ENNIO ABATE/MAURIZIO ACERBO
IL TORMENTONE DEGLI ANNI ’70 ACCOMODATO (ALLA MEGLIO?)
Oggi non ha senso il tifo a posteriori quanto raccogliere quanto di ancora vivo si può trarre dalle differenti “storie”, culture e visioni che si scontrarono in quell’anno. ” (Acerbo)
Il “tifo” non avrà senso, ma anche la cancellazione dello scontro non dovrebbe aver senso. Sarebbe meglio, tenendo presente il disastro in cui ci troviamo, interrogarsi sul perché si arrivò a QUELLO scontro tra “corrente calda” e “corrente fredda della tradizione comunista che i ripeté negli anni ’70. Sarebbe bene rianalizzare le scelte dei contrapposti (e non semplicemente “differenti”) schieramenti (PCI, Autonomia) e giudicarne le conseguenze che ne vennero.
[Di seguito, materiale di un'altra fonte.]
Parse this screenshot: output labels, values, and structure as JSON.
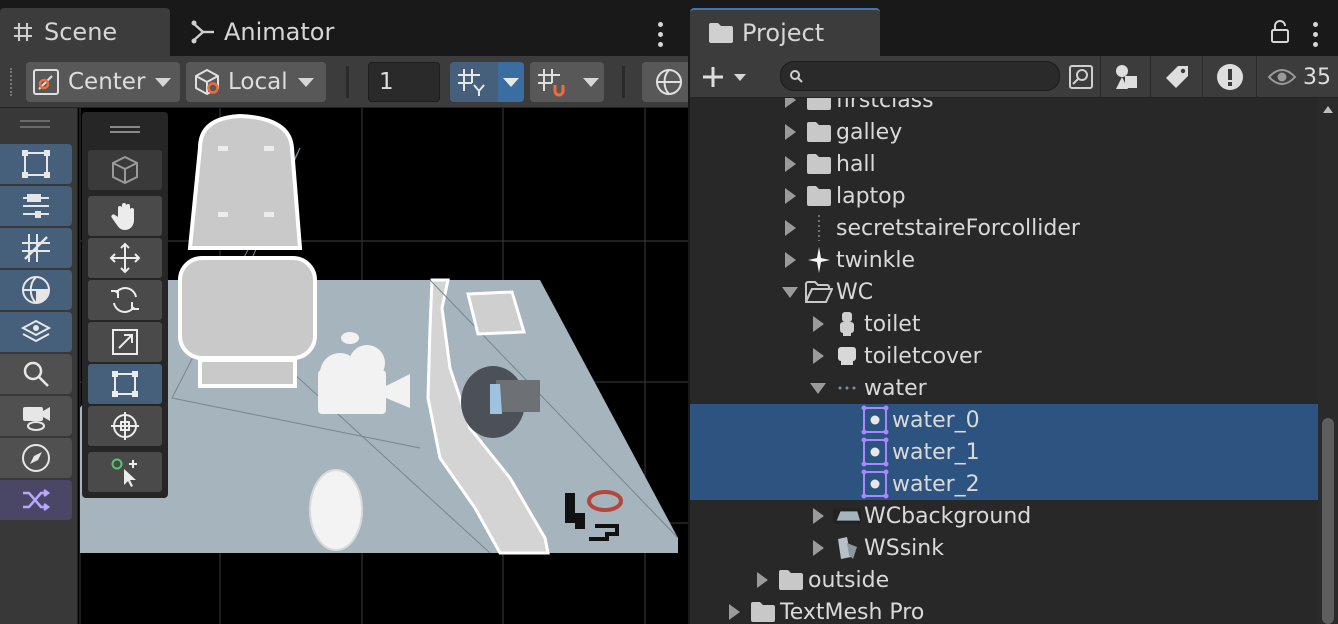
{
  "scene_panel": {
    "tabs": [
      {
        "label": "Scene",
        "icon": "grid-icon",
        "active": true
      },
      {
        "label": "Animator",
        "icon": "animator-icon",
        "active": false
      }
    ],
    "toolbar": {
      "pivot_label": "Center",
      "space_label": "Local",
      "grid_size_value": "1"
    }
  },
  "project_panel": {
    "tab_label": "Project",
    "search": {
      "value": "",
      "placeholder": ""
    },
    "hidden_count": "35",
    "tree": [
      {
        "label": "firstclass",
        "icon": "folder-icon",
        "depth": 0,
        "expanded": false,
        "selected": false
      },
      {
        "label": "galley",
        "icon": "folder-icon",
        "depth": 0,
        "expanded": false,
        "selected": false
      },
      {
        "label": "hall",
        "icon": "folder-icon",
        "depth": 0,
        "expanded": false,
        "selected": false
      },
      {
        "label": "laptop",
        "icon": "folder-icon",
        "depth": 0,
        "expanded": false,
        "selected": false
      },
      {
        "label": "secretstaireForcollider",
        "icon": "sprite-line-icon",
        "depth": 0,
        "expanded": false,
        "selected": false
      },
      {
        "label": "twinkle",
        "icon": "sparkle-icon",
        "depth": 0,
        "expanded": false,
        "selected": false
      },
      {
        "label": "WC",
        "icon": "folder-open-icon",
        "depth": 0,
        "expanded": true,
        "selected": false
      },
      {
        "label": "toilet",
        "icon": "toilet-sprite-icon",
        "depth": 1,
        "expanded": false,
        "selected": false
      },
      {
        "label": "toiletcover",
        "icon": "toiletcover-sprite-icon",
        "depth": 1,
        "expanded": false,
        "selected": false
      },
      {
        "label": "water",
        "icon": "water-sprite-icon",
        "depth": 1,
        "expanded": true,
        "selected": false
      },
      {
        "label": "water_0",
        "icon": "sprite-asset-icon",
        "depth": 2,
        "expanded": null,
        "selected": true
      },
      {
        "label": "water_1",
        "icon": "sprite-asset-icon",
        "depth": 2,
        "expanded": null,
        "selected": true
      },
      {
        "label": "water_2",
        "icon": "sprite-asset-icon",
        "depth": 2,
        "expanded": null,
        "selected": true
      },
      {
        "label": "WCbackground",
        "icon": "wcbackground-sprite-icon",
        "depth": 1,
        "expanded": false,
        "selected": false
      },
      {
        "label": "WSsink",
        "icon": "sink-sprite-icon",
        "depth": 1,
        "expanded": false,
        "selected": false
      },
      {
        "label": "outside",
        "icon": "folder-icon",
        "depth": -1,
        "expanded": false,
        "selected": false
      },
      {
        "label": "TextMesh Pro",
        "icon": "folder-icon",
        "depth": -2,
        "expanded": false,
        "selected": false
      }
    ]
  },
  "colors": {
    "selection": "#2d5480",
    "tool_selected": "#46607c",
    "tab_accent": "#3a79bb",
    "scene_floor": "#a6b4be"
  }
}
Quello che proprio non ha senso mi pare questo suggerire un impossibile uso di “quanto di ancora vivo si può trarre dalle differenti [o – ripeto – contrapposte?] “storie”. (Almeno si indichi cosa si intende per questo “ancora vivo” e si verifichi se davvero lo è).

ENNIO ABATE/ROBERTO GIULIANI
R.G. Cosa c’è oggi da salvare o recuperare dei disastri berlingueriani del conpromomesso storico, dell’unità nazionale, dell’austerità e dei sacrifici ? Mah … forse è proprio il non voler recidere il cordone con quel cattivo album di famiglia che ha portato al fallimento di Rifondazione Comunista.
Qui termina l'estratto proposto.